|Koestel, John - Swedish University Of Agricultural Sciences|
|Dathe, Annette - Norwegian Institute Of Bioeconomy Research(NIBIO)|
|Klakegg, Ove - Norwegian Institute Of Bioeconomy Research(NIBIO)|
|Ahmad, Muhammad - Swedish University Of Agricultural Sciences|
|Babko, Maryia - Swedish University Of Agricultural Sciences|
|Gimenez, Daniel - Rutgers University|
|Farkas, Csilla - Norwegian Institute Of Bioeconomy Research(NIBIO)|
|Nemes, Attila - Norwegian Institute Of Bioeconomy Research(NIBIO)|
|Jarvis, Nicholas - Swedish University Of Agricultural Sciences|
Submitted to: Water Resources Research
Publication Type: Peer Reviewed Journal
Publication Acceptance Date: 10/23/2018
Publication Date: 10/30/2018
Citation: Koestel, J., Dathe, A., Skaggs, T.H., Klakegg, O., Ahmad, M.A., Babko, M., Gimenez, D., Farkas, C., Nemes, A., Jarvis, N. 2018. Estimating the permeability of naturally structured soil from percolation theory and pore space characteristics imaged by x-ray. Water Resources Research. 54. https://doi.org/10.1029/2018WR023609.

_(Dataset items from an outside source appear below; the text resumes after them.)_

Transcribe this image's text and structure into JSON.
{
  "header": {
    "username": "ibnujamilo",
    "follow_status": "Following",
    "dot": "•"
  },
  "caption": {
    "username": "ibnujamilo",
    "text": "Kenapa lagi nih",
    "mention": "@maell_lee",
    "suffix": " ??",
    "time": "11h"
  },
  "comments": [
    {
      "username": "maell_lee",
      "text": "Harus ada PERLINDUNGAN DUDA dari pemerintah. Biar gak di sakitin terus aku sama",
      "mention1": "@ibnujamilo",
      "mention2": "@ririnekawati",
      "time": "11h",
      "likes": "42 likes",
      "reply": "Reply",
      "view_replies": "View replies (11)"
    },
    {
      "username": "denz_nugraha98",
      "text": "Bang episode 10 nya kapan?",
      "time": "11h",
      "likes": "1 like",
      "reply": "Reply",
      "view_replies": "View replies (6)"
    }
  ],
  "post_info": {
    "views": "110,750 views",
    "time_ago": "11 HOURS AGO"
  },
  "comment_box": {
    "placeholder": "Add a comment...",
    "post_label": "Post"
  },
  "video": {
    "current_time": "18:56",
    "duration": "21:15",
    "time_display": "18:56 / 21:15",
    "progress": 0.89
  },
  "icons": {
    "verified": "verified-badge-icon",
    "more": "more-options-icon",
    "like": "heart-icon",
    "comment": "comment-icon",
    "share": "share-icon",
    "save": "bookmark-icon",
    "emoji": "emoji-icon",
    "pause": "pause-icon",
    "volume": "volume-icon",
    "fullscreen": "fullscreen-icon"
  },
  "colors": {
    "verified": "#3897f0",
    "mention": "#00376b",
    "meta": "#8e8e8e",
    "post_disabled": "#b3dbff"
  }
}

DOI: https://doi.org/10.1029/2018WR023609 Interpretive Summary: Crop growth and many other ecohydrologic processes are regulated by the amount of water in the soil. A key physical property of soils that affects water content is the soil "permeability". Information about soil permeability permits better planning and management of soil-water resources. In this work, we evaluated a model for estimating soil permeability, using X-ray imaging to independently determine model parameters. The results confirmed that permeability is proportional to a critical pore length parameter that had been identified in previous studies. Future efforts to improve permeability predictions and related soil-water management practices should benefit from a greater focus on the identified critical length parameter. This research will help engineers and researchers working to identify irrigation practices that improve the management of scarce water and soil resources.
Technical Abstract: The saturated hydraulic conductivity of soil, Ks, is a critical parameter in hydrological models that remains notoriously difficult to predict. In this study, we test the capability of a model based on percolation theory and critical path analysis to estimate Ks measured on 95 undisturbed soil cores collected from contrasting soil types. One parameter (the pore geometry factor) was derived by model fitting, while the remaining two parameters (the critical pore diameter, dc, and the effective porosity) were derived from X-ray computed tomography measurements. The model gave a highly significant fit to the Ks measurements (p < 0.0001) although only ~47% of the variation was explained and the fitted pore geometry factor was approximately 1 to 2 orders of magnitude larger than various theoretical values obtained for idealized porous media and pore network models. Apart from assumptions in the model that might not hold in reality, this could also be attributed to experimental error induced by, for example, air entrapment and changes in the soil pore structure occurring during sample presaturation and the measurement of Ks. Variation in the critical pore diameter, dc, was the dominant source of variation in Ks, which suggests that dc is a suitable length scale for predicting soil permeability. Thus, from the point of view of pedotransfer functions, it could be worthwhile to direct future research toward exploring the correlations of dc with basic soil properties and site attributes.